The details that would define Matsushita in death were flat and one-dimensional, predictable, prosaic, so very much not like Matsushita himself.
No one would know that he loved thick steaks and cheap beer and heavy metal music from the '80s and rafting on wild rivers. No one would know that he diverted tourists from the prescribed itineraries to introduce them to the kids he befriended in Cambodian orphanages. Or that he himself had fled war-torn Vietnam as a little boy with his widowed mother and the Japanese American businessman she would marry, Minh's adoptive father.
His family has set up a fund now to benefit the orphans, with Intrepid Travel promising to match any donations.
"He was amazed and bewildered that these kids who had nothing were always happy and smiling," Golovner says.
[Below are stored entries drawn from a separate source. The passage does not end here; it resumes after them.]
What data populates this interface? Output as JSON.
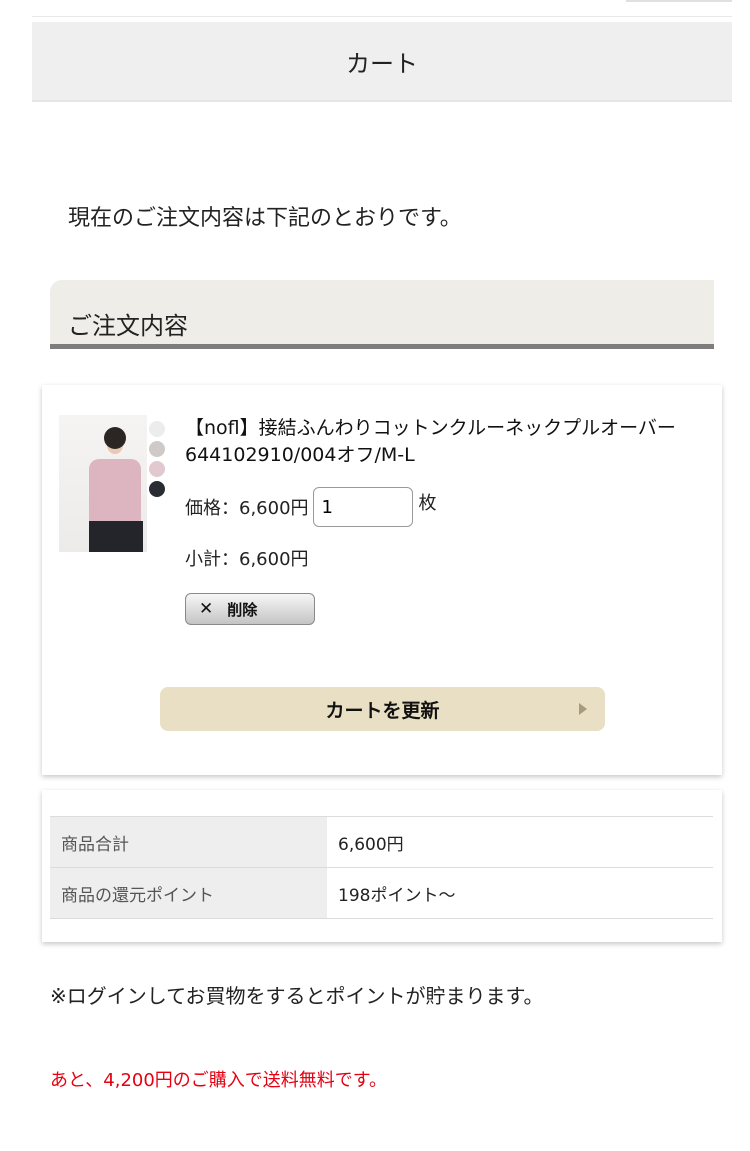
{
  "header": {
    "title": "カート"
  },
  "intro_text": "現在のご注文内容は下記のとおりです。",
  "order_section": {
    "heading": "ご注文内容"
  },
  "item": {
    "name": "【nofl】接結ふんわりコットンクルーネックプルオーバー　644102910/004オフ/M-L",
    "price_label": "価格：6,600円",
    "quantity": "1",
    "unit": "枚",
    "subtotal_label": "小計：6,600円",
    "delete_label": "削除",
    "delete_icon": "close-icon",
    "image_icon": "product-photo",
    "swatch_colors": [
      "#ececec",
      "#cfcac8",
      "#e2c8cf",
      "#2a2c33"
    ]
  },
  "update_button": {
    "label": "カートを更新",
    "icon": "arrow-right-icon"
  },
  "summary": {
    "rows": [
      {
        "label": "商品合計",
        "value": "6,600円"
      },
      {
        "label": "商品の還元ポイント",
        "value": "198ポイント〜"
      }
    ]
  },
  "login_note": "※ログインしてお買物をするとポイントが貯まります。",
  "shipping_note": "あと、4,200円のご購入で送料無料です。",
  "colors": {
    "update_button": "#e9dfc4",
    "shipping_note": "#e60012",
    "section_underline": "#7d7d7d"
  }
}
His friends asked why he kept going back, why it didn't depress him. Matsushita struggled to explain how their pure joy made him happy, gave him hope. They had already found what he was searching the world for.
No one was surprised, really, when Matsushita decided to reinvent himself yet again.
That he traded his shorts and Tevas for a pinstripe suit.
That he traded grand adventure for great love.
That he would saunter off on a summer morning, no worries, and never return.